Welcome to our data pipeline project! Here, we handle data from an API endpoint using essential tools like Apache Airflow, Kafka, Apache Spark, and Cassandra, all managed within Docker containers.
- Data Collection: We start by fetching data from
randomuser.me
API endpoint to generate random user data for our pipeline.. - Workflow Management: Apache Airflow organizes data flow and storing fetched data in a PostgreSQL database.
- Streaming via Kafka & Zookeeper: Data seamlessly streams from PostgreSQL to the processing engine using Kafka, enabling efficient real-time processing.
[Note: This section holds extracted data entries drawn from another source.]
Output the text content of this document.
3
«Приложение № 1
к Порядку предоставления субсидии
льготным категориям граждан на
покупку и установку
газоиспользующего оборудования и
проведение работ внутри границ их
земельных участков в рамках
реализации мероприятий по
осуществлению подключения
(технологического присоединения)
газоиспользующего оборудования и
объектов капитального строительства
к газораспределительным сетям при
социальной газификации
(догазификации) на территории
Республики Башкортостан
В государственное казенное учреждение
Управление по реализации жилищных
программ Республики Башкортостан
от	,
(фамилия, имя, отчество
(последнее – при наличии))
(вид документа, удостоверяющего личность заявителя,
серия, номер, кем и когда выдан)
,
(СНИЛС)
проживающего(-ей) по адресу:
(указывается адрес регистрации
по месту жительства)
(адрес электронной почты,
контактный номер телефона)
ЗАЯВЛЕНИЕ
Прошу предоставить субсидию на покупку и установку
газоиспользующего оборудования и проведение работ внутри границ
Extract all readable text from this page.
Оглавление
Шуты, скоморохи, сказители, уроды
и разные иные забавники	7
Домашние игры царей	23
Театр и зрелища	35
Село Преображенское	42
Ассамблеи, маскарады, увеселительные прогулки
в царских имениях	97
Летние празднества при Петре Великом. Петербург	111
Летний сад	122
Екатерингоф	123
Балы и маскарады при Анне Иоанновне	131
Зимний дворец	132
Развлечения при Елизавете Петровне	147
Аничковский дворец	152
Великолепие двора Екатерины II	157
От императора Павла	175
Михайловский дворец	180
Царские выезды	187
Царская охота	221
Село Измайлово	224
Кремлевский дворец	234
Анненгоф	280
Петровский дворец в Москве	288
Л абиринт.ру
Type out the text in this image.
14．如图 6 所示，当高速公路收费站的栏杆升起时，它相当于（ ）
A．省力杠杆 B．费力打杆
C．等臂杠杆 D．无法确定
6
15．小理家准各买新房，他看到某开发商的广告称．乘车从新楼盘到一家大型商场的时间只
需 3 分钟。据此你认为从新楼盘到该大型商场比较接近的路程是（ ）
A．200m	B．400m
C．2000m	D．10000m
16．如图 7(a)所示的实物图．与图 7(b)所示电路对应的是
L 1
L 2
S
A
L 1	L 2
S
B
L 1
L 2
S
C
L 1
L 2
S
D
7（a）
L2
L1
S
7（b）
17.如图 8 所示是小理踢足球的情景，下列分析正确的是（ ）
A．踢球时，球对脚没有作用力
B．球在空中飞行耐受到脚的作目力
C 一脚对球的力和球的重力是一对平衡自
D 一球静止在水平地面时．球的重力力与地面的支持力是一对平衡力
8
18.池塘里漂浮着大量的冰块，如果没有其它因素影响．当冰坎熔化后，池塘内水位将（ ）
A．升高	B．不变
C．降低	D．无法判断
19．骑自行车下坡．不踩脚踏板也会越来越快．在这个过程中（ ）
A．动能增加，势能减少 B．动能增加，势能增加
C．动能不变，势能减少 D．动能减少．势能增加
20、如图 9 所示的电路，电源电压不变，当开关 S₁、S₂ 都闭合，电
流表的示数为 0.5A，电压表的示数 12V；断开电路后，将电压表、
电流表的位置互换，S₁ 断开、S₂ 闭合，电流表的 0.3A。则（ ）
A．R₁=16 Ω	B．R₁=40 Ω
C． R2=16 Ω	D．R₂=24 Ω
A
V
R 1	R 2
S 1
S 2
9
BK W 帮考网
- Control Center and Schema Registry: Helps in monitoring and schema management of our Kafka streams.
- Processing with Spark: Apache Spark processes and derives insights from the data.
- Storage in Cassandra: Finally, Cassandra provides a reliable home for our valuable processed data.
- Apache Airflow
- Python
- Apache Kafka
- Apache Zookeeper
- Apache Spark
- Cassandra
- PostgreSQL
- Docker
-
Clone the repository:
git clone https://github.com/ornab/Data-Streaming-pipeline-with-Airflow-Kafka-Spark-Cassandra.git
-
Navigate to the project directory:
cd Data-Streaming-pipeline-with-Airflow-Kafka-Spark-Cassandra
-
Run Docker Compose to spin up the services:
docker-compose up -d